Lynn Laing, Learning and Development Business Partner at NESCOL, said: “By raising awareness and understanding of the menopause, working with senior leaders and managers as well as individual staff, we’re creating the right culture.

“One of the first things we did was set up a menopause group to engage with staff and provide a forum for discussion, which helped us when we created our Menopause Wellbeing Guide. The work of our Wellbeing Champions has also been great and helps bring people together.

“The overwhelmingly positive feedback we received has reaffirmed how necessary the work has been for our staff who are going through the menopause and has helped the college take a significant step in breaking the taboo that still surrounds the issue.”

Katie Willis Khan, HR Manager (Operations) at Edinburgh College, said: “I have been delivering menopause awareness training since lockdown and recently, as word is getting about, I have noticed the men in the room are really interested and supportive.

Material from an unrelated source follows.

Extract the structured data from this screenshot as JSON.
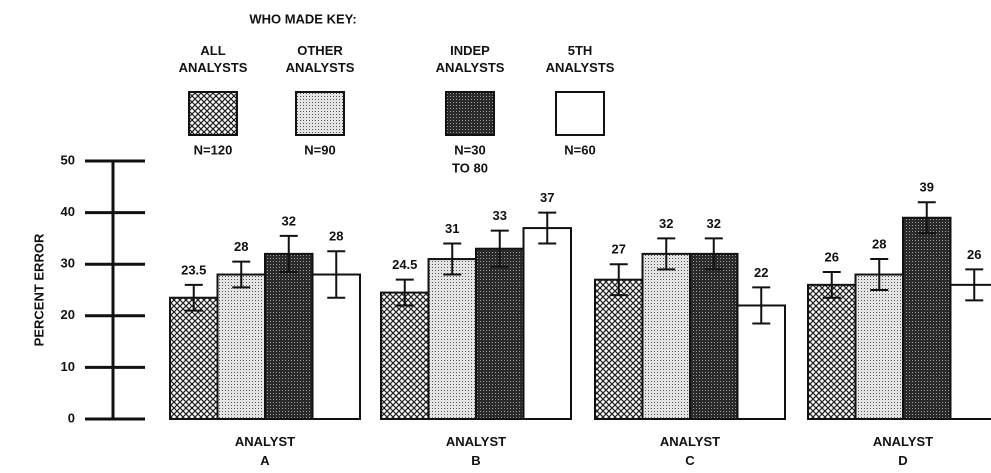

“I am encouraged that across the sector we can actively support women to not need to permanently reduce their hours or even leave the workplace altogether when experiencing symptoms.”

Gavin Donoghue, CES Director, said: “The wide range of measures rolled out by colleges shows the determination of the sector to provide support that is tailored to the needs of each individual employee.

“Such support will be vital to enhancing the wellbeing of college staff during what can be an extremely challenging period in their lives. It will also help staff to continue to provide the world-class learning experience that students expect and deserve.”